The Sweden-based furniture company IKEA announced Monday that its 13,000 salaried and hourly workers in the US will see their parental leave benefits generously expanded, in some cases doubling to four months.
Starting Jan. 1, the leave benefit will apply to both mothers and fathers, and include adoptive and foster parents. Those who have worked for IKEA for more than one year will get three months of parental leave, with the first six weeks fully paid, and an additional six weeks paid at 50 percent of a worker's base wage.
Those who have worked for IKEA for three or more years will get up to four months of paid leave, the company said. While on leave, these workers will earn 100 percent of their base wage for the first eight weeks and 50 percent for an additional eight weeks. This is on top of the six to eight weeks of paid disability leave the company offers to all workers, and IKEA’s move in 2015 to raise the average minimum hourly pay for its US workers to $11.47. This was a 10 percent bump in IKEA’s average hourly wage, and $4.62 above the federal minimum wage, as The Christian Science Monitor reported last year.
“Our co-workers are our most important resource, which is why we continue to invest in helping them reach their dream,” Lars Petersson, IKEA’s US president, said in Monday’s announcement.
IKEA’s move, particularly inclusion of part-time workers, is unusually generous among US companies, especially retailers that can easily replace their low-skilled workers. (IKEA’S home country of Sweden has some of the most progressive leave policies on the planet, with new parents eligible for 480 days – or about 15 months – of leave at 80 percent of their pay.)
In the US, unlike in the rest of the developed world, new mothers and fathers are not guaranteed any paid time off.

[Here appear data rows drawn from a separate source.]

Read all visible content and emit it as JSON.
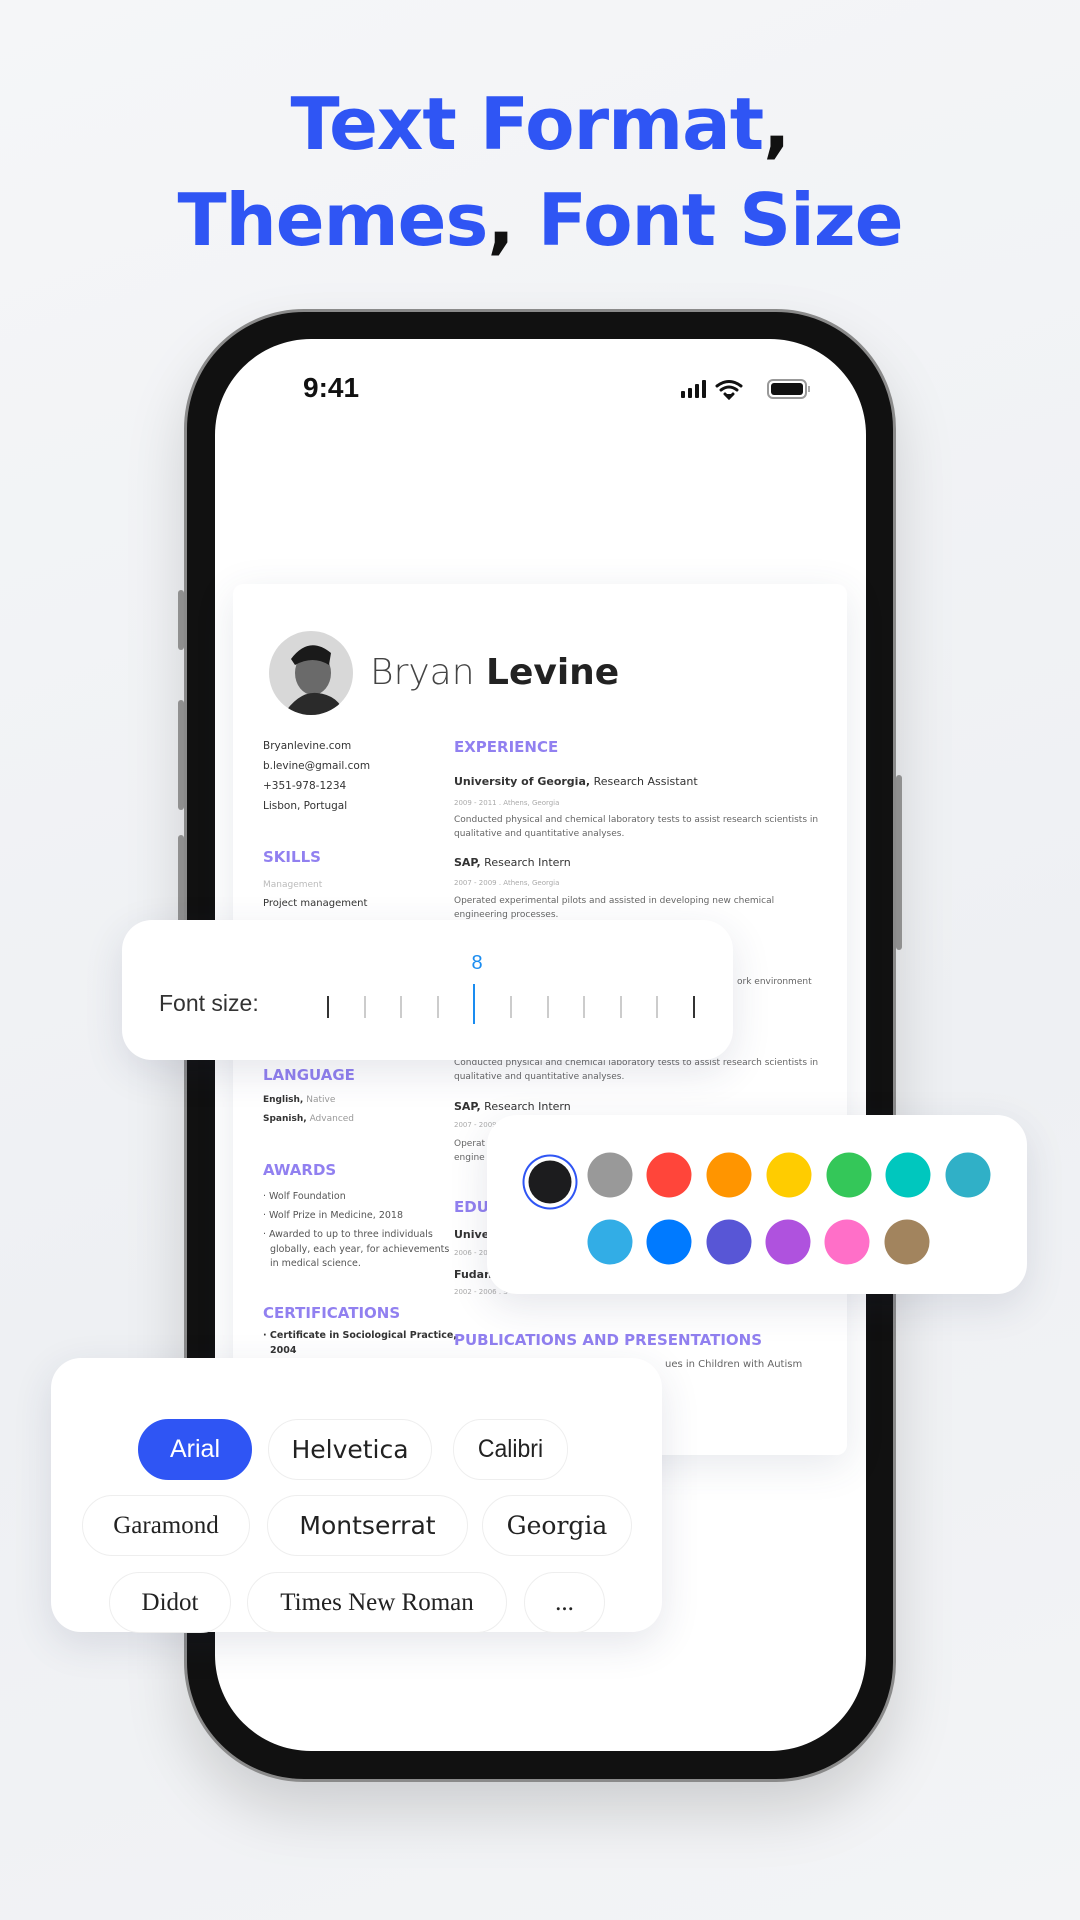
{
  "headline": {
    "line1": "Text Format",
    "line2a": "Themes",
    "line2b": "Font Size",
    "comma": ","
  },
  "status_bar": {
    "time": "9:41"
  },
  "resume": {
    "first_name": "Bryan",
    "last_name": "Levine",
    "contact": [
      "Bryanlevine.com",
      "b.levine@gmail.com",
      "+351-978-1234",
      "Lisbon, Portugal"
    ],
    "skills": {
      "title": "SKILLS",
      "category": "Management",
      "item": "Project management"
    },
    "language": {
      "title": "LANGUAGE",
      "items": [
        {
          "name": "English,",
          "level": "Native"
        },
        {
          "name": "Spanish,",
          "level": "Advanced"
        }
      ]
    },
    "awards": {
      "title": "AWARDS",
      "items": [
        "Wolf Foundation",
        "Wolf Prize in Medicine, 2018",
        "Awarded to up to three individuals",
        "globally, each year, for achievements",
        "in medical science."
      ]
    },
    "certifications": {
      "title": "CERTIFICATIONS",
      "item": "Certificate in Sociological Practice,",
      "year": "2004"
    },
    "experience": {
      "title": "EXPERIENCE",
      "jobs": [
        {
          "org": "University of Georgia,",
          "role": "Research Assistant",
          "date": "2009 - 2011 . Athens, Georgia",
          "desc": [
            "Conducted physical and chemical laboratory tests to assist research scientists in",
            "qualitative and quantitative analyses."
          ]
        },
        {
          "org": "SAP,",
          "role": "Research Intern",
          "date": "2007 - 2009 . Athens, Georgia",
          "desc": [
            "Operated experimental pilots and assisted in developing new chemical",
            "engineering processes."
          ]
        }
      ],
      "partial": "ork environment",
      "desc2": [
        "Conducted physical and chemical laboratory tests to assist research scientists in",
        "qualitative and quantitative analyses."
      ],
      "job3": {
        "org": "SAP,",
        "role": "Research Intern",
        "date": "2007 - 2009",
        "desc": [
          "Operat",
          "engine"
        ]
      }
    },
    "education": {
      "title": "EDU",
      "items": [
        {
          "org": "Unive",
          "date": "2006 - 20"
        },
        {
          "org": "Fudan",
          "date": "2002 - 2006 . S"
        }
      ]
    },
    "publications": {
      "title": "PUBLICATIONS AND PRESENTATIONS",
      "partial": "ues in Children with Autism"
    }
  },
  "font_size": {
    "label": "Font size:",
    "value": "8",
    "selected_index": 4,
    "tick_count": 11,
    "accent": "#1a8cf0"
  },
  "colors": {
    "selected": "#1c1c1e",
    "ring": "#2f55f4",
    "row1": [
      "#1c1c1e",
      "#999999",
      "#ff453a",
      "#ff9500",
      "#ffcc00",
      "#34c759",
      "#00c7be",
      "#30b0c7"
    ],
    "row2": [
      "#32ade6",
      "#007aff",
      "#5856d6",
      "#af52de",
      "#ff6fc8",
      "#a2845e"
    ]
  },
  "fonts": {
    "selected": "Arial",
    "accent": "#2f55f4",
    "items": [
      "Arial",
      "Helvetica",
      "Calibri",
      "Garamond",
      "Montserrat",
      "Georgia",
      "Didot",
      "Times New Roman",
      "..."
    ]
  }
}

The only other countries with no nationally guaranteed leave for parents of newborns are Suriname, Papua New Guinea, and several small Pacific island nations, according to World Policy Center, a nonprofit policy researcher.

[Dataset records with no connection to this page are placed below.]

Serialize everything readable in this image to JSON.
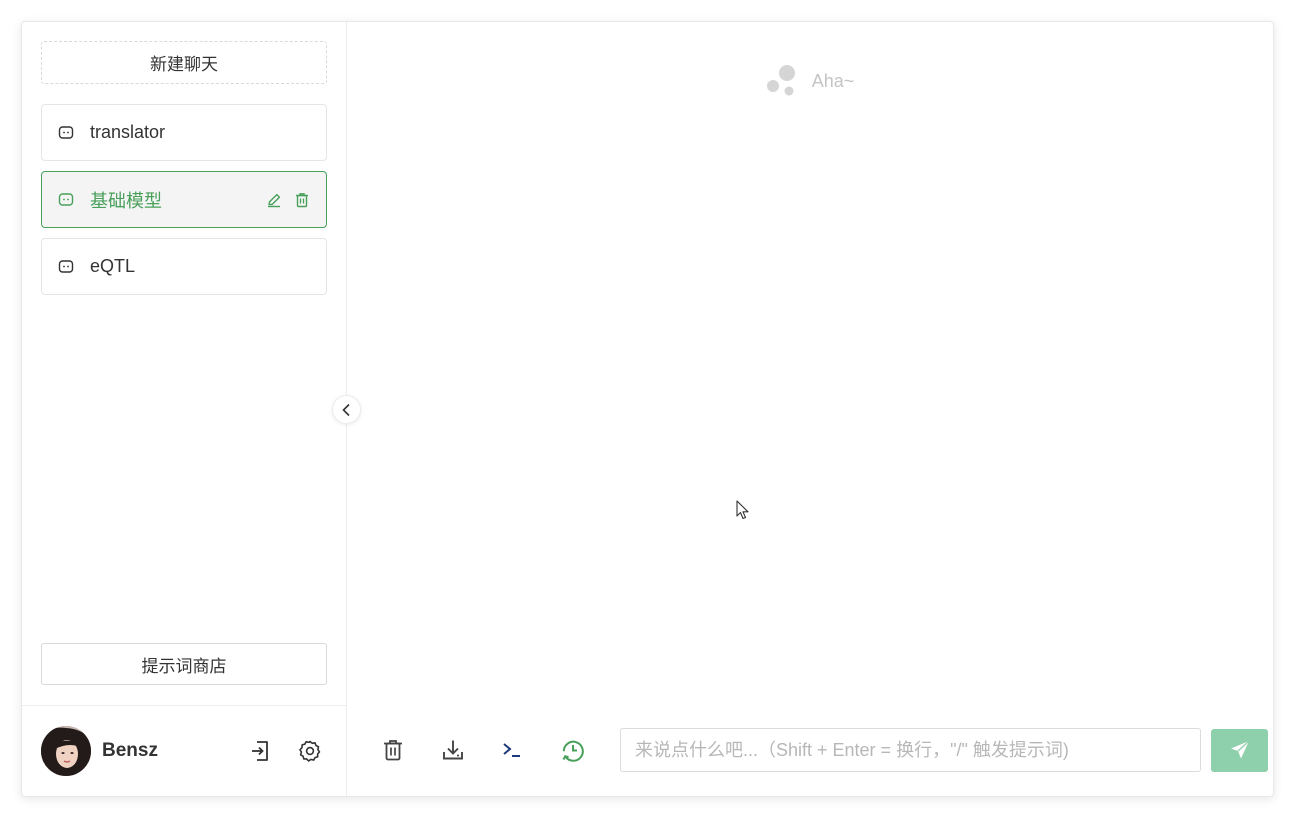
{
  "sidebar": {
    "new_chat_label": "新建聊天",
    "chats": [
      {
        "label": "translator",
        "active": false
      },
      {
        "label": "基础模型",
        "active": true
      },
      {
        "label": "eQTL",
        "active": false
      }
    ],
    "store_label": "提示词商店",
    "user": {
      "name": "Bensz"
    }
  },
  "main": {
    "empty_text": "Aha~",
    "input": {
      "placeholder": "来说点什么吧...（Shift + Enter = 换行，\"/\" 触发提示词)",
      "value": ""
    }
  },
  "colors": {
    "accent": "#48a05b",
    "send_button": "#8ed0ab",
    "hint_gray": "#c4c4c4"
  },
  "icons": {
    "chat_item": "message-bot-icon",
    "edit": "pencil-icon",
    "delete": "trash-icon",
    "logout": "logout-icon",
    "settings": "gear-icon",
    "collapse": "chevron-left-icon",
    "clear": "trash-icon",
    "download": "download-icon",
    "prompt": "terminal-icon",
    "history": "history-icon",
    "send": "send-icon"
  }
}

So it’s up to US employers whether they want to offer the benefit or not. Paid family time is available only to about 12 percent of private-sector workers, according to the federal government, and the length of that paid time off varies widely. What's more, such benefits are mainly accessible to high-earning workers who need them least.
Without a federal policy, and uncertainty about the potential of a comprehensive one under the incoming administration, American workers are left to rely on the generosity of their employers. In the last couple of years, some companies have made great strides in the paid leave arena. Video-streaming service Netflix now offers unlimited time off to new parents during the first year of a child’s birth or adoption to its salaried workers, with a lower level of benefits available to hourly staff. Microsoft, Etsy, Adobe Systems, Hilton Hotels, and Chobani yogurt are among other companies that have recently expanded paid leave benefits for new parents.

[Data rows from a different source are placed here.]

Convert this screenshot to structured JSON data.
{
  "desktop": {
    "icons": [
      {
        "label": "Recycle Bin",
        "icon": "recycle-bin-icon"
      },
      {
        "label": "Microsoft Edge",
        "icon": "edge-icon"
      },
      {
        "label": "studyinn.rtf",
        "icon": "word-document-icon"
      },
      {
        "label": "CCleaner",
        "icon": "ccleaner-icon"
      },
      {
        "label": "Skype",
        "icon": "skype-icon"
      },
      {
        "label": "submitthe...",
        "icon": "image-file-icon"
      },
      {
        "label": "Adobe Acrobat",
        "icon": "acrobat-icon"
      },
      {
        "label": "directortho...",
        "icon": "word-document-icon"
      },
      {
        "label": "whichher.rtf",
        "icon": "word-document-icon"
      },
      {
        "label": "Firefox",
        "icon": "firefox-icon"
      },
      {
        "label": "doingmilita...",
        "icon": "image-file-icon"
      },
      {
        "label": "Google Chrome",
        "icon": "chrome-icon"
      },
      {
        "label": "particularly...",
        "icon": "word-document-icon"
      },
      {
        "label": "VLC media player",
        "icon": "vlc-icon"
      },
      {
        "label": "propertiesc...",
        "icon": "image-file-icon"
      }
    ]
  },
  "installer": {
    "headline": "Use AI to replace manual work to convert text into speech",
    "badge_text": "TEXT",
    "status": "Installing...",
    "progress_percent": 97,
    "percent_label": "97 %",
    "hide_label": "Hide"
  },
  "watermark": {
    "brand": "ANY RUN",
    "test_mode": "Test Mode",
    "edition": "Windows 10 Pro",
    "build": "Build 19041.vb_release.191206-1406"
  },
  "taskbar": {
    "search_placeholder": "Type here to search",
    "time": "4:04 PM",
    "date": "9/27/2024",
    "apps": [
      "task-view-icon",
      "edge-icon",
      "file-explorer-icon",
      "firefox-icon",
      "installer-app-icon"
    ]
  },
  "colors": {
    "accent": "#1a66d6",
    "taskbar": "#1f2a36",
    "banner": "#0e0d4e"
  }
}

States also are starting to implement parental leave policies locally, funding them through different mechanisms, including payroll taxes. New York State passed a new law this spring giving all new parents 12 weeks of partially paid leave. California, New Jersey, and Rhode Island have passed similar legislation. Washington, DC is considering a bill that would guarantee 11 weeks of paid family leave for new parents, plus eight weeks leave to care for a sick parent or grandparent.